God heeft van niemand iets nodig

Job heeft gesuggereerd dat Godvruchtig leven geen nut heeft bij God. Daarom gaat Elihu verder met Job te antwoorden en hem te onderwijzen over het ware Godvruchtige leven (Jb 35:1). Hij doet dat mogelijk na een pauze om Job gelegenheid te geven tot een reactie, die echter niet komt. Elihu haalt weer iets aan wat Job heeft gezegd (Jb 35:2; Jb 32:2). Hij zegt in vragende vorm tegen Job of hij het rechtvaardig vindt dat zijn gerechtigheid “meer dan die van God” is. Job vindt dat hij gelijk heeft met de beoordeling van zijn situatie en dat God ongelijk heeft door hem zo te behandelen.

Elihu licht in Jb 35:3 met een nieuw citaat van Job toe wat Job in Jb 35:2 heeft beweerd. Het woord “want” geeft dat aan. Job heeft namelijk beweerd dat niet zondigen niet meer voordeel oplevert dan wel zondigen (vgl. Jb 9:22; Jb 10:15). Hij heeft niet gezondigd en toch heeft God de vreselijkste rampen over hem gebracht. Wel, dan heeft het ook geen zin om God te vrezen. Paulus spreekt daar heel anders over als hij zegt dat Godsvrucht met tevredenheid wel voordeel, zelfs een grote winst, oplevert (1Tm 6:6; vgl. Ml 3:14).

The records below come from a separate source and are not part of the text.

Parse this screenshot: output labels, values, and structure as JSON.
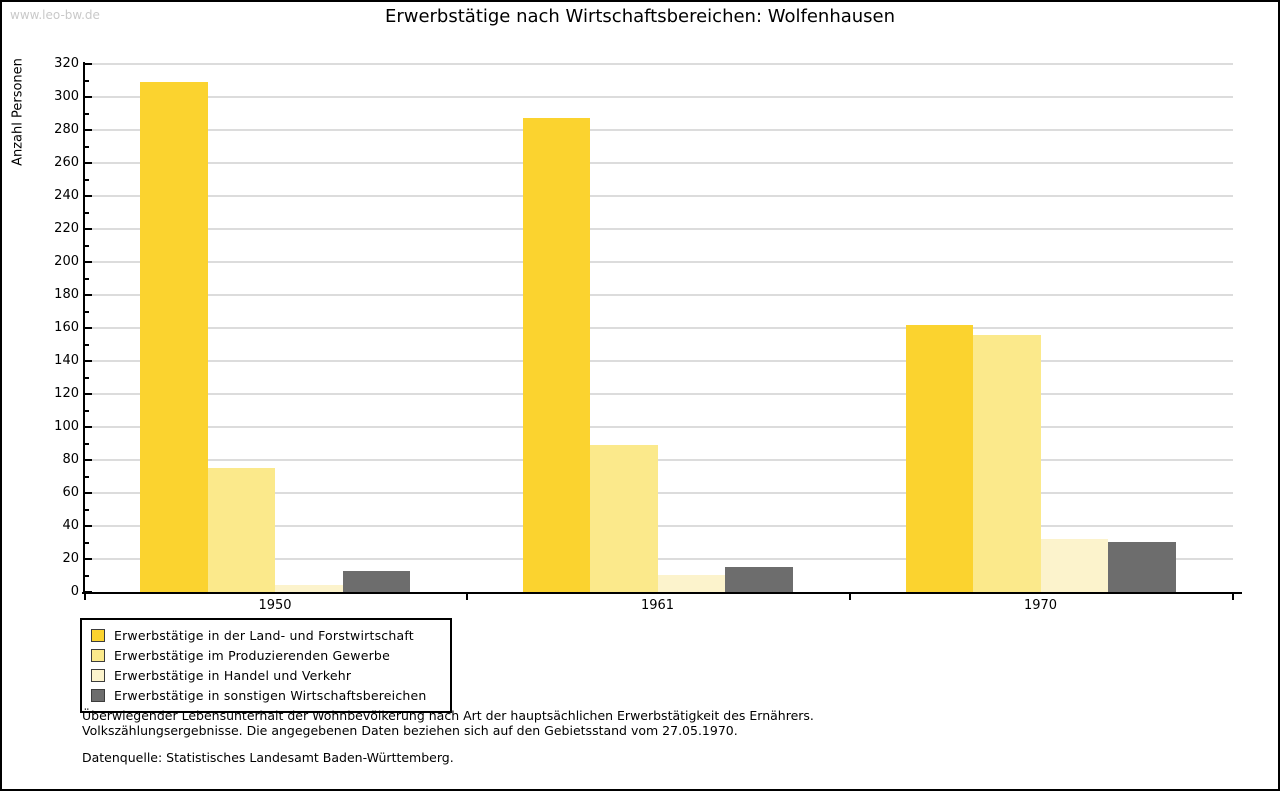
{
  "watermark": "www.leo-bw.de",
  "title": "Erwerbstätige nach Wirtschaftsbereichen: Wolfenhausen",
  "chart_data": {
    "type": "bar",
    "title": "Erwerbstätige nach Wirtschaftsbereichen: Wolfenhausen",
    "xlabel": "",
    "ylabel": "Anzahl Personen",
    "categories": [
      "1950",
      "1961",
      "1970"
    ],
    "series": [
      {
        "name": "Erwerbstätige in der Land- und Forstwirtschaft",
        "color": "#fbd32f",
        "values": [
          309,
          287,
          162
        ]
      },
      {
        "name": "Erwerbstätige im Produzierenden Gewerbe",
        "color": "#fbe98b",
        "values": [
          75,
          89,
          156
        ]
      },
      {
        "name": "Erwerbstätige in Handel und Verkehr",
        "color": "#fcf3cc",
        "values": [
          4,
          10,
          32
        ]
      },
      {
        "name": "Erwerbstätige in sonstigen Wirtschaftsbereichen",
        "color": "#6d6d6d",
        "values": [
          13,
          15,
          30
        ]
      }
    ],
    "ylim": [
      0,
      320
    ],
    "ytick_step": 20,
    "ytick_minor_step": 10,
    "grid": true,
    "gridline_color": "#dcdcdc",
    "axis_color": "#000000",
    "legend_position": "bottom-left"
  },
  "footnotes": {
    "line1": "Überwiegender Lebensunterhalt der Wohnbevölkerung nach Art der hauptsächlichen Erwerbstätigkeit des Ernährers.",
    "line2": "Volkszählungsergebnisse. Die angegebenen Daten beziehen sich auf den Gebietsstand vom 27.05.1970.",
    "source": "Datenquelle: Statistisches Landesamt Baden-Württemberg."
  }
}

Elihu – ‘ík’ heeft nadruk – zal Job daarop antwoorden met woorden die hem duidelijk zullen maken dat hij zich zeer vergist (Jb 35:4). Dat antwoord is niet alleen voor Job bestemd, maar ook voor zijn vrienden. Ook zij moeten goed naar Elihu luisteren omdat zij Job hebben beschuldigd vanuit hun verkeerde kijk op God.

In Jb 35:5 spreekt Elihu over Gods grootheid in de schepping. Aan het einde van zijn toespraak zal hij over niets anders meer spreken. Dan, dat is vanaf Job 36:26, spreekt hij over de wolken en het weer om daarmee te wijzen op Gods besturing van alle dingen. Hij heeft de dingen in de schepping zo ingericht, dat wij die niet kunnen beïnvloeden. Hij is zoveel hoger dan Job.

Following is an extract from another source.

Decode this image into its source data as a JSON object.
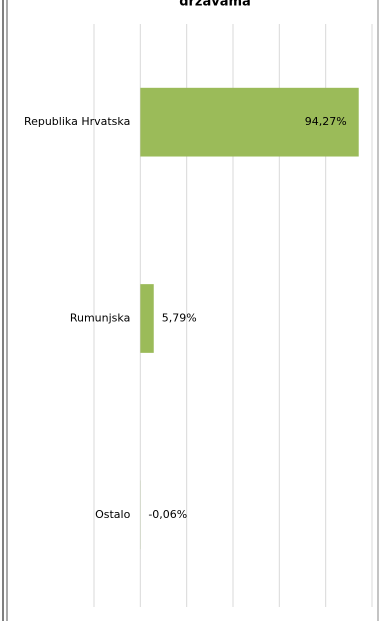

Elihu wijst Job op de hemel en de wolken boven hem. Daarbij vergeleken moet hij zich toch wel nietig voelen. Ze zijn enorm ver boven hem verheven. Wat kan hij ermee doen? Helemaal niets. Hij kan ze niet aanraken en niet bereiken. Ze liggen volledig buiten zijn machtsgebied. De hemel strekt zich onbewogen boven hem uit. De wolken drijven voorbij. Op geen van beide kan hij invloed uitoefenen, waardoor ze van plaats of koers veranderen.

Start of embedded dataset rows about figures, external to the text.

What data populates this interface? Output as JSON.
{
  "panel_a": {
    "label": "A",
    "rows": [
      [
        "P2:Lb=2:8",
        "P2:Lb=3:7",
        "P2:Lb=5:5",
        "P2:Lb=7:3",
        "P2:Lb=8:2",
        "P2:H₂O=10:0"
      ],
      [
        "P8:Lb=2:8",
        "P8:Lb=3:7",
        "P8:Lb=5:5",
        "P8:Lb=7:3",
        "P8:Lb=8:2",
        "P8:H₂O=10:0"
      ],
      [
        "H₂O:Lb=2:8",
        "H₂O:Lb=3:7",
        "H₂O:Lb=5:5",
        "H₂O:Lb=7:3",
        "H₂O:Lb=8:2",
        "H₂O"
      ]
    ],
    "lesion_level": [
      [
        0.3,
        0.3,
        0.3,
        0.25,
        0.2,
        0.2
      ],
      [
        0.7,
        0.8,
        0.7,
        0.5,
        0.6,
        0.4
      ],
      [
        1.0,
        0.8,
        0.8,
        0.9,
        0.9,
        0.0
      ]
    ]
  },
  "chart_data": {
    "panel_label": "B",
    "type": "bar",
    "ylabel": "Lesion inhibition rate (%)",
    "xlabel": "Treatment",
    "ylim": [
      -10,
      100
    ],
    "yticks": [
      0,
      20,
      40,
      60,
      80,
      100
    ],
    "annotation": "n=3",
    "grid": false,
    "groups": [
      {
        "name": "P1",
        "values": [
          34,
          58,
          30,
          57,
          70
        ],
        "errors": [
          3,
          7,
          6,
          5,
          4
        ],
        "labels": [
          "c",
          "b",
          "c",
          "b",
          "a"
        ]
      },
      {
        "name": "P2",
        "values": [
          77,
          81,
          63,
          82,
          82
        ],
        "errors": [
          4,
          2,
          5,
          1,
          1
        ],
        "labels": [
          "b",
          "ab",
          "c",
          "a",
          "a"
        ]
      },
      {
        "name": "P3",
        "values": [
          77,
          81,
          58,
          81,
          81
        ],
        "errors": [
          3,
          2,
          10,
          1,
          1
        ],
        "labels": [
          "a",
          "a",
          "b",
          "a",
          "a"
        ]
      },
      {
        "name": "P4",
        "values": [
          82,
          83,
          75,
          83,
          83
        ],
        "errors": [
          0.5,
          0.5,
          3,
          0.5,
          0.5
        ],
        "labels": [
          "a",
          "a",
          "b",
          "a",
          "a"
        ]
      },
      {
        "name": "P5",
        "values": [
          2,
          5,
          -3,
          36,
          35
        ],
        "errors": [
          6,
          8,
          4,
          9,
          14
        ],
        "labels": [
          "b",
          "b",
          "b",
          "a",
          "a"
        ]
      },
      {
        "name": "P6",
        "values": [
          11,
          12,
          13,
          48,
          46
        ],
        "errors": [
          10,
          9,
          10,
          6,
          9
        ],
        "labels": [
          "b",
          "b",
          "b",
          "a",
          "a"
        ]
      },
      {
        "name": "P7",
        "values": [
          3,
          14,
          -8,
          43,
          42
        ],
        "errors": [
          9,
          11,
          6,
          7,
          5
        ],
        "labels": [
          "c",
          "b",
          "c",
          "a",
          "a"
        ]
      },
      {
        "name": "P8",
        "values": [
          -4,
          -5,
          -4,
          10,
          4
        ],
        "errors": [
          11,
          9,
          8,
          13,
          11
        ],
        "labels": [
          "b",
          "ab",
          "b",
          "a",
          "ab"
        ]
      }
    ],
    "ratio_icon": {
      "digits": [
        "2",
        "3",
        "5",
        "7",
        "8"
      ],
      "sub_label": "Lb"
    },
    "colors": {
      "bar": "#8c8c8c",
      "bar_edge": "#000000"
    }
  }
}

Zo is het ook met God. Als Job of een mens tegen God zondigt, verandert dat niets aan of in Hem (Jb 35:6; vgl. Jr 7:19). Hij blijft altijd dezelfde God Die oneindig ver boven hem verheven is. Al overtreedt een mens talrijke keren Zijn geboden, dan wordt Hij daar niet negatief door beïnvloed, het beschadigt Hem niet. De mens kan Hem niets afnemen.

Hetzelfde geldt in het tegenovergestelde geval (Jb 35:7). Als Job of een mens als een rechtvaardige leeft, wordt God daar niet rijker door. Een mens kan Hem niets geven wat Hij niet bezit, want alles is van Hem. God is op niemand aangewezen, er ontbreekt Hem niets. Hij heeft alle geluk in Zichzelf, Hij is “de gelukkige God” (1Tm 1:11). Niemand kan Zijn geluk verminderen of vermeerderen. Hij kan er wel anderen in laten delen. Dat is het grote onderwerp van het Nieuwe Testament: de liefde van God.

Nee, Jobs slechte of goede daden hebben geen enkel effect op God. Wat Job doet, heeft alleen gevolgen voor andere mensen. Als hij goddeloosheid zou bedrijven en daarmee Gods Naam oneer zou aandoen, heeft dat alleen gevolgen voor zijn gelijke, een man als hij (Jb 35:8). Die berokkent hij schade door zijn goddeloosheid. Hetzelfde geldt voor een rechtvaardige daad die hij zou doen. Daar zou alleen een mensenkind bij gebaat zijn.